If you are a frequent flyer, you may often notice that some passengers like to kick off their shoes the moment they've settled down into their seats.

As an ex-flight attendant, I'm here to tell you that it is a dangerous thing to do. Why?

Besides stinking up the whole cabin, footwear is essential during an airplane emergency, even though it is not part of the flight safety information.

During an emergency, all sorts of debris and unpleasant ground surfaces will block your way toward the exit, as well as outside the aircraft. If your feet aren't properly covered, you'll have a hard time making your way to safety.

Imagine destroying your bare feet as you run down the aisle covered with broken glass, fires, and metal shards. Kind of like John McClane in Die Hard, but worse. Ouch!

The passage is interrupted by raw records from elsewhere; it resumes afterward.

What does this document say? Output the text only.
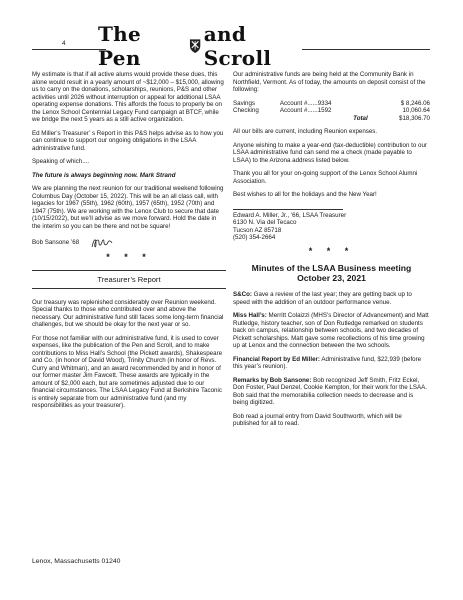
4 The Pen
and Scroll

My estimate is that if all active alums would provide these dues, this alone would result in a yearly amount of ~$12,000 – $15,000, allowing us to carry on the donations, scholarships, reunions, P&S and other activities until 2026 without interruption or appeal for additional LSAA operating expense donations. This affords the focus to properly be on the Lenox School Centennial Legacy Fund campaign at BTCF, while we bridge the next 5 years as a still active organization.

Ed Miller’s Treasurer’ s Report in this P&S helps advise as to how you can continue to support our ongoing obligations in the LSAA administrative fund.

Speaking of which....

The future is always beginning now. Mark Strand

We are planning the next reunion for our traditional weekend following Columbus Day (October 15, 2022). This will be an all class call, with legacies for 1967 (55th), 1962 (60th), 1957 (65th), 1952 (70th) and 1947 (75th). We are working with the Lenox Club to secure that date (10/15/2022), but we’ll advise as we move forward. Hold the date in the interim so you can be there and not be square!

Bob Sansone ’68
* * *
Treasurer’s Report

Our treasury was replenished considerably over Reunion weekend. Special thanks to those who contributed over and above the necessary. Our administrative fund still faces some long-term financial challenges, but we should be okay for the next year or so.

For those not familiar with our administrative fund, it is used to cover expenses, like the publication of the Pen and Scroll, and to make contributions to Miss Hall’s School (the Pickett awards), Shakespeare and Co. (in honor of David Wood), Trinity Church (in honor of Revs. Curry and Whitman), and an award recommended by and in honor of our former master Jim Fawcett. These awards are typically in the amount of $2,000 each, but are sometimes adjusted due to our financial circumstances. The LSAA Legacy Fund at Berkshire Taconic is entirely separate from our administrative fund (and my responsibilities as your treasurer).

Our administrative funds are being held at the Community Bank in Northfield, Vermont. As of today, the amounts on deposit consist of the following:

Savings	Account #......9334	$ 8,246.06
Checking	Account #......1592	10,060.64
	Total	$18,306.70

All our bills are current, including Reunion expenses.

Anyone wishing to make a year-end (tax-deductible) contribution to our LSAA administrative fund can send me a check (made payable to LSAA) to the Arizona address listed below.

Thank you all for your on-going support of the Lenox School Alumni Association.

Best wishes to all for the holidays and the New Year!

Edward A. Miller, Jr., ’66, LSAA Treasurer
6130 N. Via del Tecaco
Tucson AZ 85718
(520) 354-2664
* * *
Minutes of the LSAA Business meeting
October 23, 2021

S&Co: Gave a review of the last year; they are getting back up to speed with the addition of an outdoor performance venue.

Miss Hall’s: Merritt Colaizzi (MHS’s Director of Advancement) and Matt Rutledge, history teacher, son of Don Rutledge remarked on students back on campus, relationship between schools, and two decades of Pickett scholarships. Matt gave some recollections of his time growing up at Lenox and the connection between the two schools.

Financial Report by Ed Miller: Administrative fund, $22,939 (before this year’s reunion).

Remarks by Bob Sansone: Bob recognized Jeff Smith, Fritz Eckel, Don Foster, Paul Denzel, Cookie Kempton, for their work for the LSAA. Bob said that the memorabilia collection needs to decrease and is being digitized.

Bob read a journal entry from David Southworth, which will be published for all to read.

Lenox, Massachusetts 01240
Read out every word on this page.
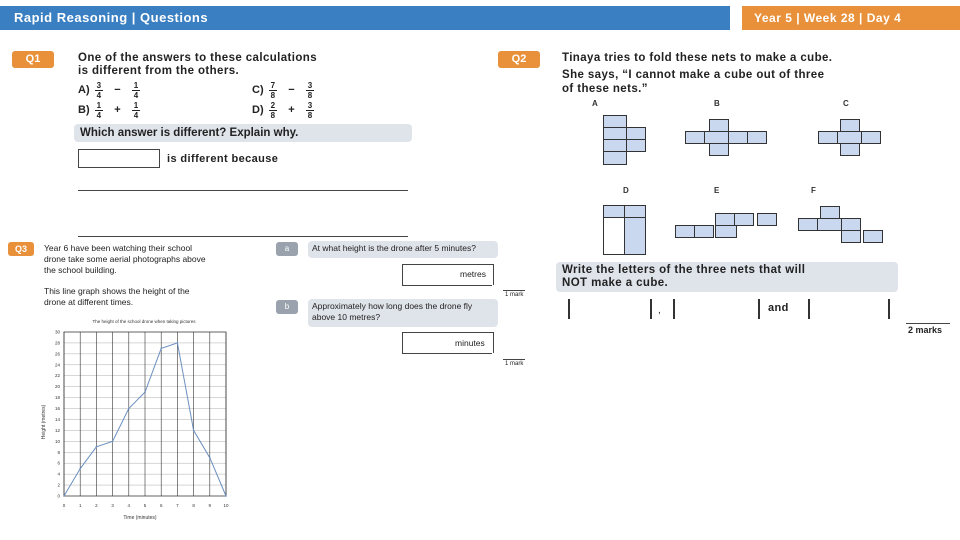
Rapid Reasoning | Questions	Year 5 | Week 28 | Day 4
Q1	One of the answers to these calculations
is different from the others.
$A) \frac{3}{4} - \frac{1}{4}$
$B) \frac{1}{4} + \frac{1}{4}$
$C) \frac{7}{8} - \frac{3}{8}$
$D) \frac{2}{8} + \frac{3}{8}$
Which answer is different? Explain why.
is different because
Q2	Tinaya tries to fold these nets to make a cube.
She says, “I cannot make a cube out of three
of these nets.”
A	B	C
D	E	F
Write the letters of the three nets that will
NOT make a cube.
,	and
2 marks
Q3	Year 6 have been watching their school
drone take some aerial photographs above
the school building.
This line graph shows the height of the
drone at different times.
a	At what height is the drone after 5 minutes?
metres
1 mark
b	Approximately how long does the drone fly
above 10 metres?
minutes
1 mark
The height of the school drone when taking pictures
0
2
4
6
8
10
12
14
16
18
20
22
24
26
28
30
0	1	2	3	4	5	6	7	8	9	10
Time (minutes)
Height (metres)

Bruce Willis stars in 'Die Hard' (1988)
20th Century Fox Home Entertainment

A mere couple of seconds delay during an emergency evacuation can be a matter of life and death, especially in an enclosed environment. Not to mention the entire aircraft will likely be engulfed in panic and chaos.

So, the next time you go on a plane trip, please keep your shoes on during takeoff, even if it is uncomfortable.

You can slip on a pair of bathroom slippers if you really need to let your toes breathe. They're pretty useless in a real emergency evacuation, but at least they're better than going barefoot.